Rund 6.000 Fans hielten der umstrittenen Deutschrock-Band Frei.Wild
in der Sparkassenarena die unbedingte Treue

Von Jörg Meyer

Kiel. Der Ton macht die Musik. Und auch wenn die jüngst mit dem ECHO ausgezeichnete Südtiroler Deutschrock-Band Frei.Wild bei ihrem „Opposition Xtreme“-Konzert in der Sparkassenarena auf manche allzu offensichtlich als „rechtsoffen“ kritisierbare Songs verzichtet, an ihrer „Opfer-Rolle“ als zu unrecht von „linken Gutmenschen“ Verfemte hält sie untertönig fest – und begeistert gerade damit ihre Fans.

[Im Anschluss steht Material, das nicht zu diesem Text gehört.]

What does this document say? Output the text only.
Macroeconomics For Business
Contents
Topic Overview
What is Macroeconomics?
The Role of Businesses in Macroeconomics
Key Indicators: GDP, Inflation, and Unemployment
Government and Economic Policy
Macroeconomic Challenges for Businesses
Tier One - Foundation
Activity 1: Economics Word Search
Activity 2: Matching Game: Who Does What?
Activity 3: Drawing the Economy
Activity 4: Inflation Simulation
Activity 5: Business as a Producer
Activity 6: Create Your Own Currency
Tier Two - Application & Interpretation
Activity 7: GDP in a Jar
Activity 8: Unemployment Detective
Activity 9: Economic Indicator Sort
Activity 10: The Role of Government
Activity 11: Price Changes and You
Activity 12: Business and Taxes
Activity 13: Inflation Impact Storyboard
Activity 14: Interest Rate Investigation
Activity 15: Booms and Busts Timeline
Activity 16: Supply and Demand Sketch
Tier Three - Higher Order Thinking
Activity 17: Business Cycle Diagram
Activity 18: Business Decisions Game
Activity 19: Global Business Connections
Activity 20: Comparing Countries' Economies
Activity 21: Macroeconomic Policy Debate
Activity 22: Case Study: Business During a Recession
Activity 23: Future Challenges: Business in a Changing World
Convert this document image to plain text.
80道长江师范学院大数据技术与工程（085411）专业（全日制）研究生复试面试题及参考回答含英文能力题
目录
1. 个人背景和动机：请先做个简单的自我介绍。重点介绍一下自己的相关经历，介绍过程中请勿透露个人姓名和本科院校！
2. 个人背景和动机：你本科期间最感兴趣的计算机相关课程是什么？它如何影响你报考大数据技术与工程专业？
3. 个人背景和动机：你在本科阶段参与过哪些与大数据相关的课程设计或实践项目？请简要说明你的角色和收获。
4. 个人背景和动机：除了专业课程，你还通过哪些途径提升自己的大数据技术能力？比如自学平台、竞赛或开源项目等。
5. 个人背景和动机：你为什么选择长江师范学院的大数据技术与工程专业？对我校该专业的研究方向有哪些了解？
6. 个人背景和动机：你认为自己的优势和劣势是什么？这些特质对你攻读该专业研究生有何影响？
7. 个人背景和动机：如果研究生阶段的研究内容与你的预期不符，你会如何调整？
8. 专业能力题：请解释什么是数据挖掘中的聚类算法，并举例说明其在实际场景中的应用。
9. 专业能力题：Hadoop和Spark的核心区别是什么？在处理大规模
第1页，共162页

Der Ton macht die Musik. Selbst wo man ihn nur aus unbewusstem Ressentiment anschlägt, kann er sich zu einem gespenstisch aufbrausenden „Pfui!“ aus rund 6000 Kehlen verdichten, wenn Sänger Phillip Burger auf „die Demo da draußen“ (gerade mal 150 AntifaschistInnen) verweist, die der Band und somit auch ihren Fans am Zeuge flicken wolle. „Was ich will, das kann ich schwören, ist nicht extrem. Doch ich habe irgendwann mal kapiert, wir werden alle manipuliert … Zu Kreuze kriechen wirst du dennoch nicht … nicht vor denen. Wir werden die Wahrheit abfeuern“, hieß es eben in „LUAA Rock’N’Opposition“, jede Zeile frenetisch mitskandiert von den textsicheren Fans. Die „Feinde deiner Feinde“ sind ausgemacht, sie stehen links – man selbst aber natürlich nicht rechts.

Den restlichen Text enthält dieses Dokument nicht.